Moins de décisions de justice mais une sévérité inégalée des juges

Pour les 1 801 médecins mis en cause, les recours aux réclamations à l’amiable (40 %) et aux commissions de conciliation (31%) sont restés prépondérants en 2020. Seuls 20 % des dossiers ont fait l’objet d’une plainte civile, 6 % d’une poursuite ordinale et 3 % d’une plainte pénale. Mais si l’activité des tribunaux a été en baisse (334 décisions civiles rendues en 2020 contre 438 en 2019), la sévérité des juridictions civiles a atteint en 2020 un niveau inégalé puisque dans 72 % des cas, la décision de la justice a été défavorable aux praticiens. « Les professionnels de santé ne commettent pas plus de fautes et nous ne défendons pas moins bien nos sociétaires qu’auparavant, analyse Nicolas Gombault. La sévérité croissante des juridictions civiles s’explique par l’évolution de la jurisprudence, elle-même reflet des exigences sociétales qui font peser sur les professionnels de santé des obligations de plus en plus lourdes. »

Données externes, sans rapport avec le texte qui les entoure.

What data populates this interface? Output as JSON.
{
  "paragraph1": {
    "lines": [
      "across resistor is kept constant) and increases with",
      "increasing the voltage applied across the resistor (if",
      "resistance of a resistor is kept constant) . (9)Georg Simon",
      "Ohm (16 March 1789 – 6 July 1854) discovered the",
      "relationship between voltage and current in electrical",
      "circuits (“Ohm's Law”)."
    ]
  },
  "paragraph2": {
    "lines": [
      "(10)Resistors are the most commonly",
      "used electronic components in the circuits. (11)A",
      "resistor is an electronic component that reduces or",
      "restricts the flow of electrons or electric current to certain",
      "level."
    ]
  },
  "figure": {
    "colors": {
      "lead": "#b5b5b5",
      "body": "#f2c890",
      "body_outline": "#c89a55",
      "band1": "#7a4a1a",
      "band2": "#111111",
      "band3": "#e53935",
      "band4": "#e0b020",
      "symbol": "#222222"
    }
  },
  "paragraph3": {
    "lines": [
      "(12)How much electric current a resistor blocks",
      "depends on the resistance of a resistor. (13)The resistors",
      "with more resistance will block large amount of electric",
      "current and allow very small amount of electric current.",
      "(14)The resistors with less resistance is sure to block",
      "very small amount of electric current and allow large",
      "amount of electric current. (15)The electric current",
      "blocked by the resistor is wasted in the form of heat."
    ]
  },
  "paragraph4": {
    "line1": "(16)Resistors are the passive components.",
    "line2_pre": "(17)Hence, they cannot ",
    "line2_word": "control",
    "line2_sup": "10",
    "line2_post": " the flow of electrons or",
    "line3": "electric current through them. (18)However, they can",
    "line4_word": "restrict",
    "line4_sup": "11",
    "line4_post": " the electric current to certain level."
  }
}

5 dossiers à plus d’un million d’euros

Conséquence directe du moindre recours à la justice pendant la crise Covid, les juridictions civiles ont alloué 29,5 millions d’euros d’indemnisation en 2020, en baisse de 30 % par rapport à 2019.  Chez les médecins, les montants des condamnations les plus élevés concernent la médecine générale, la chirurgie et la gynécologie obstétrique qui représentent à elles seules 64 % du montant total des indemnités allouées aux victimes en 2020. Cinq décisions portent sur des indemnisations supérieures à un million d’euros.

Coût de l’indemnité moyenne par praticien condamné par les juridictions civiles, pour les 10 premières spécialités (source MACSF)

 

L’indemnisation la plus élevée versée en 2020 a impliqué un ophtalmologiste et atteignait un montant de 2,77 millions d’euros. Ce dossier concernait une patiente victime d’une infection nosocomiale et atteinte de lourdes séquelles neurologiques à la suite d’une intervention pour la pose d’une prothèse oculaire.